Automatic Kinship has a brilliant new option, Simulate, that answers questions like these. that answers questions like this. The idea got some impetus several years ago when I was given a paper to referee called "Prospective Kinship Analysis." The authors tried to analyze and predict the likely benefit of DNA typing to resolve some particular inheritance dispute. The concept was good but the execution was not. I suggested rewritting but I never saw it again. I felt constrained from trying to write on the subject myself after that, but saw no reason not to write a computer program.

The general problem that Simulate tackles is this: Given a collection of people and conflicting hypotheses as to how they may be related, how helpful is future DNA testing (or further DNA testing, as the case may be) likely to be in resolving the conflict?

The method of solution is to assign genotypes at random simulating nature's laws of genetics, compute the consequent likelihood ratio, and do this many times. The result of running the Simulate program is thus not a single number nor a yes/no answer, but a large collection of alternate possible numbers, whose range and distribution mimic the range of expectable results from DNA typing. From this output you can judge whether a decisive result is certain, likely, or unlikely.

See http://dna-view.com/simulate.htm.

DNA profile simulation

A new feature of DNA odds – useful for amusement or demonstrations - lets you generate random DNA profiles.
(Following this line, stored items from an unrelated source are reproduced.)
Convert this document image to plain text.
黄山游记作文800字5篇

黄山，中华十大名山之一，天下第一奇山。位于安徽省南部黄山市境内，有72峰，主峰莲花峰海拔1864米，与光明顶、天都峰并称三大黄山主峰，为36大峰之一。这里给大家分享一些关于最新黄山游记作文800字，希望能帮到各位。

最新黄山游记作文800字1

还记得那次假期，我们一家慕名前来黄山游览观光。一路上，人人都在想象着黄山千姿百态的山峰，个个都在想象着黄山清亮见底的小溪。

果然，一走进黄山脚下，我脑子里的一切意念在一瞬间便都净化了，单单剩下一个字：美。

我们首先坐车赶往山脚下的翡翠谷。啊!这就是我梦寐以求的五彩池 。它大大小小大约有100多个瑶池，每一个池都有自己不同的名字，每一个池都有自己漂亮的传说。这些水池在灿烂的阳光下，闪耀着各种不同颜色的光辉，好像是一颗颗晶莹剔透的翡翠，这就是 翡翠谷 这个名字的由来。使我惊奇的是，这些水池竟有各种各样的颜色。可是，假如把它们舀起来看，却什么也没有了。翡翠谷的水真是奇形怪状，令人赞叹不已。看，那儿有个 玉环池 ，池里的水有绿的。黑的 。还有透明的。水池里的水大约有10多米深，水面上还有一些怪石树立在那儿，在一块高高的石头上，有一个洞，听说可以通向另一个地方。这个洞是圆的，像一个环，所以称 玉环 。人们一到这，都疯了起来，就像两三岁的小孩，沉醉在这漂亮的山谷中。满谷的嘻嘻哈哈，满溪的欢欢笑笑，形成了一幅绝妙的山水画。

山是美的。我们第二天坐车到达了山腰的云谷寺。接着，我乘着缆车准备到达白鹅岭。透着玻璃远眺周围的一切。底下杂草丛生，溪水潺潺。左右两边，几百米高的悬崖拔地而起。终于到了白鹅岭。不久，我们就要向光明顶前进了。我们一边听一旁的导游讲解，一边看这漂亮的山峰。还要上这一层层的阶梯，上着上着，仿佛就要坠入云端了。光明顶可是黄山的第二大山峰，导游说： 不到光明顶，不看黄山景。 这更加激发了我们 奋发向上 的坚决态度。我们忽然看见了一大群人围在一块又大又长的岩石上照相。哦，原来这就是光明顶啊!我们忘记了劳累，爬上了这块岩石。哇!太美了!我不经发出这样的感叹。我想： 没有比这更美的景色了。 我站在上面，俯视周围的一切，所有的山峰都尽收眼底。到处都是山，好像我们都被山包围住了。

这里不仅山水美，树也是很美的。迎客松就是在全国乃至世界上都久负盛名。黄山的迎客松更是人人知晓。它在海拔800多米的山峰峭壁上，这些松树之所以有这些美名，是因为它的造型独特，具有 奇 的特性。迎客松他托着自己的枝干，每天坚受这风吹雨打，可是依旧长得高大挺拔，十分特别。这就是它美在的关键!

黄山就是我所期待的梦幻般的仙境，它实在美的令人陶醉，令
Enter # for an allele and the program will substitute an allele randomly selected based on the frequencies of the relevant database.

Population analysis tools & enhancements

Allele report

An ordered table of all alleles for a locus and their frequency over all (selected) databases is a helpful addition to the Allele report
Rare allele report. locus: TPOX 2p25-p24 STR
All alleles (*=beep when typed in):
6
7
8
9
0.02
0.0071
0.45
0.13
10
11
12
13
0.066
0.27
0.055
0.0013
*14
*15
1/2900
1/23000

Asterisks flag alleles that are not part of the allele resolution filter (ARF) if there is an ARF, i.e. those that cause a warning beep when typed in.

Computer lore

Host Access Error

In the process of transmitting files from one computer to another there are various ways that the "Read only" attribute can get turned on. For example, copying a file from a CD usually has this result. If DNA·VIEW or PATER then tries to write to that file, the result is the error message HOST ACCESS ERROR.

You can remove the read-only status and fix the problem by right-clicking on the file name in Windows and changing the "properties".

Windows XP startup glitch

Starting DNA·VIEW or PATER under Windows XP is likely to produce a pop-up window with the message:
16 bit MS-DOS Error
The system cannot open COM1 port requested by the application. Click 'Close' to terminate the application
Click 'Ignore' and the program will start ok. To avoid the message altogether, edit two files:
  1. In dnaview\dnaview.bat, remove the E2 or E256 at the end of the line (near the end of the file) that includes APLPDX.
  2. In dnaview\aplii\config.apl, remove any line that begins Env=

Printing from Windows XP

Printing from DNA·VIEW or PATER when running under XP is tricky because they print to LPT1 (or LPT2) and Windows does not allow user access to those devices. Moreover, unlike Windows 98, Windows XP does not have a "capture printer port" option on the printer properties window.

The effect can be achieved, however, with the NET USE command

Step 1 – determine the official name of the printer
Control Panel, Printers and Faxes –
Right-click on the printer, Properties
Click the "Ports" tab. Notice the list of ports. The first column is "Port". Make it wide enough to view the full name. For example, I see
Port
\\ODYY\ODYY 970 USB
Step 2 –Invoke the NET USE command
net use LPT1 "\\ODYY\ODYY 970 USB" Persistent=yes
Note the use of quotation marks around the resource name. They permit designating a printer whose name has spaces in it. Persistent=yes means persisting after the computer is shut down and restarted.
Step 3 – test
As a quick test, type, still at a DOS prompt:
copy testfile lpt1
where "testfile" is some small test print file such as \dnaview\examples\elvis.kin.